The women’s shelter is moving along with some pace, now that the province has decided it can support an emergency shelter in Slave Lake. The Northern Haven Support Society hopes to be able to build and operate a 20-bed facility sometime in the not-too-distant future, and good attendance at Saturday’s banquet will help.
Kathy King and Shawna Hohendorff are the guest speakers. King is a parent who lost her daughter to the ‘streets’ and is a volunteer with the Prostitution Awareness and Action Foundation of Edmonton. She is currently acting director of that organization.
Hohendorff is Executive Director of Kindred House, an outreach program in Edmonton for women involved in prostitution.
In a telephone interview last week, Hohendorff told The Leader she’ll talk about her work at Kindred House to support street women, “where they’re at,” in a non-judgmental manner.
“How we do that at Kindred House is what I’ll be talking about,” she said.
The women are mostly drug addicts, and as such have difficulty changing their lives.
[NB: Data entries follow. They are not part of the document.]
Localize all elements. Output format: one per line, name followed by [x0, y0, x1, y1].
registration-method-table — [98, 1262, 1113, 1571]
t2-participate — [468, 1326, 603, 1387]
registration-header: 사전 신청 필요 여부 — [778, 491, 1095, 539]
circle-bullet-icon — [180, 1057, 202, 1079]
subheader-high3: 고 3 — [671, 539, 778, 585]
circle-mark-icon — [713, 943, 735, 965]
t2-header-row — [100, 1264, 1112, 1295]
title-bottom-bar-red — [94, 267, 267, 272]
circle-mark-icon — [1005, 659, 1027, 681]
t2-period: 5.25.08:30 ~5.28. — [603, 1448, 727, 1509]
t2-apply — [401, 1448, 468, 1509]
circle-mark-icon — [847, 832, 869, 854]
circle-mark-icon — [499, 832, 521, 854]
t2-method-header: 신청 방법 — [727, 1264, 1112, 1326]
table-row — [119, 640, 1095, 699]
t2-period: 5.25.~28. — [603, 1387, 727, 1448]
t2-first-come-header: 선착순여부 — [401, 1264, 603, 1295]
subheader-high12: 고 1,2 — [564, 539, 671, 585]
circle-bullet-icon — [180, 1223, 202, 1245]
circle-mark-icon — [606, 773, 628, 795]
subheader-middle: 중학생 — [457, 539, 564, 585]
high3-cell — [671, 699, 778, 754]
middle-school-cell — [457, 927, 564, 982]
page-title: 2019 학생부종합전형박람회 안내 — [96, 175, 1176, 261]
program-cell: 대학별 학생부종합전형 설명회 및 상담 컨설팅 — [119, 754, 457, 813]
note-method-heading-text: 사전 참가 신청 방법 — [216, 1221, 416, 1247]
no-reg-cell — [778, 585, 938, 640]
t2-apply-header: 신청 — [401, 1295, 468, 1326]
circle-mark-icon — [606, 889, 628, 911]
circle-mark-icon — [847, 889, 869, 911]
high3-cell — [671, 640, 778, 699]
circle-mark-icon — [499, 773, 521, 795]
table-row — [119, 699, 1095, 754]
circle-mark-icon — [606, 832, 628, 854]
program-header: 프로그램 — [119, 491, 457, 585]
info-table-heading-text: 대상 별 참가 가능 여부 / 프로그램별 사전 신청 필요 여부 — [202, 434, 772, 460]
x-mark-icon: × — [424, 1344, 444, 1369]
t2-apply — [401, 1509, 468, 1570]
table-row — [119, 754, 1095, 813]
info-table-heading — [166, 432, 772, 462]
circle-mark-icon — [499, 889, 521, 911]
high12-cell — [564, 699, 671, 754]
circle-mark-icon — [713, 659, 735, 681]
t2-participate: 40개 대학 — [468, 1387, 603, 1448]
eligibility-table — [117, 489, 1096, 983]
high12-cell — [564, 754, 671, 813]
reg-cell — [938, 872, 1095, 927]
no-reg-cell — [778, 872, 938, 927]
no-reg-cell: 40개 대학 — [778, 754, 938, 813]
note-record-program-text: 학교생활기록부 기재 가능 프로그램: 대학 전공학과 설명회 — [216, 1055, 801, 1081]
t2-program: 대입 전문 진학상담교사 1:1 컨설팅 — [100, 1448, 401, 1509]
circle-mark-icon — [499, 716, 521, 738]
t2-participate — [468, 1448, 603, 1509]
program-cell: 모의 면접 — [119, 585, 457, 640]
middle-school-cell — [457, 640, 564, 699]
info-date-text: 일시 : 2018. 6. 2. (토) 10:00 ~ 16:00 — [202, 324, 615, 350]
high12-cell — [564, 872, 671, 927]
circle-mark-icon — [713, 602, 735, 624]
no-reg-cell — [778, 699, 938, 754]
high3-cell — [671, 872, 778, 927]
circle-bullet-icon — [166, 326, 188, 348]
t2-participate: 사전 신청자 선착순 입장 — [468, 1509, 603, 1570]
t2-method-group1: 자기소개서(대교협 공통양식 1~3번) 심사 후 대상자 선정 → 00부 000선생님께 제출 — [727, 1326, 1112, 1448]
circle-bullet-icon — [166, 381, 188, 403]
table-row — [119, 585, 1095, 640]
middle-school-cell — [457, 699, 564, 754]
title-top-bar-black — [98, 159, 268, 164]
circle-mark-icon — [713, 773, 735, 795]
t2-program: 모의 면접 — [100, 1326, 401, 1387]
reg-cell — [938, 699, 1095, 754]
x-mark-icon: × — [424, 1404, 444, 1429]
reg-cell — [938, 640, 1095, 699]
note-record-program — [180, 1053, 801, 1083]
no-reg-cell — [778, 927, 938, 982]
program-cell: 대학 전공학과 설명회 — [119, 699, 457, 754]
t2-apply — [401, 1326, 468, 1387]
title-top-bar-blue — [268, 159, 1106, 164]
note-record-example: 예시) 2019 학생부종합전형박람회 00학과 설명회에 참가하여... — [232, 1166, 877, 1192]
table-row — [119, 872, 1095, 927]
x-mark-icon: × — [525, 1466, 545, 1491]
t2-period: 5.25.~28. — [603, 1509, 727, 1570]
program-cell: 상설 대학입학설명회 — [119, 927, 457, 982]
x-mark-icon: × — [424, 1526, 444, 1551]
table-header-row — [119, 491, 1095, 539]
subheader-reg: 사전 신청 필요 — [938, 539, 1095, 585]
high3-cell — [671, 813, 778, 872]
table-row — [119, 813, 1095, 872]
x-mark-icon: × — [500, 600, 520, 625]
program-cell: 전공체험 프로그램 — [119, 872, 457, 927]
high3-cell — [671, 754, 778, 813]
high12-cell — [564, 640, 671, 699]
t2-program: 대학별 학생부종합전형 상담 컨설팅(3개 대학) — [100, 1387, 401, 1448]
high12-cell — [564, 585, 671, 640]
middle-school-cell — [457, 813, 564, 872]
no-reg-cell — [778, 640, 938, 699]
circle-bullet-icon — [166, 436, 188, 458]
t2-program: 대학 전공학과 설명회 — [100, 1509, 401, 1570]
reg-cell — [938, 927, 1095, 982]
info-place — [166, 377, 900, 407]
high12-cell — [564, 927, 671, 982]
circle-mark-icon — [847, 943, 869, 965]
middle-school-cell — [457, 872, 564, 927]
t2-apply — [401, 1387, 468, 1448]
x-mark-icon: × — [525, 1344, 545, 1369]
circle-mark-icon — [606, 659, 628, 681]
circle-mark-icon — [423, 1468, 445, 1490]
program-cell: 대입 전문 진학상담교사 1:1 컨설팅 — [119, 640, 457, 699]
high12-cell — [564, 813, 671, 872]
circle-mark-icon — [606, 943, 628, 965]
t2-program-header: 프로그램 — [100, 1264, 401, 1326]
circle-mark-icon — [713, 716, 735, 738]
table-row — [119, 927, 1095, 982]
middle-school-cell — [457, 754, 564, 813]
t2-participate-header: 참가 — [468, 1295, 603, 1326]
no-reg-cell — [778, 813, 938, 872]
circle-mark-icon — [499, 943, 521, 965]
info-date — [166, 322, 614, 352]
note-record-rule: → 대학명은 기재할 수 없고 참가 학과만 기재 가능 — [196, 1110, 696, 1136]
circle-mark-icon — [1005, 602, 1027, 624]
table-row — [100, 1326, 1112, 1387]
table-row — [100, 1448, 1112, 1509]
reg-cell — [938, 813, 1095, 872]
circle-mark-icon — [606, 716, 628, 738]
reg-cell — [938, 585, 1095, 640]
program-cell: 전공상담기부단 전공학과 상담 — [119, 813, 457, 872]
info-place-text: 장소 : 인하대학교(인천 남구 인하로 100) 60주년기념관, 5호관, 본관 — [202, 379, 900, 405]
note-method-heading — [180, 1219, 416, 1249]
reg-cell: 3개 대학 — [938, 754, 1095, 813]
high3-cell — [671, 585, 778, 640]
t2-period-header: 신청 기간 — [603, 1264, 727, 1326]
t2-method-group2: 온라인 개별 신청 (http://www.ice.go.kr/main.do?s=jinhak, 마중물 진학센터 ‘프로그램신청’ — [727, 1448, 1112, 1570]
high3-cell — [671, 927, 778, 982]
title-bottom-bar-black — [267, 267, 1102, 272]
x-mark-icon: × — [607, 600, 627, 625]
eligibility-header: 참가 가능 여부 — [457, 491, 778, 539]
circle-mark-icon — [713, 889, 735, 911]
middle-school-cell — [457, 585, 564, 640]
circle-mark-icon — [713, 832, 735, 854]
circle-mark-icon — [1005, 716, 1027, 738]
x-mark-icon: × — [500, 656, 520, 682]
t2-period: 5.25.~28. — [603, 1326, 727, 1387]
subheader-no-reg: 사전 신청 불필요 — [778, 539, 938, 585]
If they want to, Hohendorff says, Kindred House does what it can to help, but the reality is that the window of opportunity, “is very short.”
Slave Lake may seem distant from such realities, but it isn’t, says Valerie Neaves, one of the organizers of the Slave Lake Women’s Day event. Some women from small towns are certainly at risk and some end up on the streets of cities. She points out that one of notorious killer Robert Pickton’s victims was from High Prairie. The spectre of violence against women haunts every community, no matter the size.
Brian Vallee, author of ‘The War on Women’, offers the following comparison to help put the situation into perspective. He says 44 Canadian soldiers were killed in Afghanistan from 2000 – 2006. In the same period, 500 Canadian women lost their lives at the hands of their intimate male partners.
The idea of raising awareness through such events locally, Neaves says, is to develop a network of support for women in this community, which of course includes a shelter.
Providing entertainment for the evening is Piper McKinnon and her band from Vancouver.
Tickets for the Women’s Day banquet are available at Rexall Drugs and the Workforce Development office at Northern Lakes College.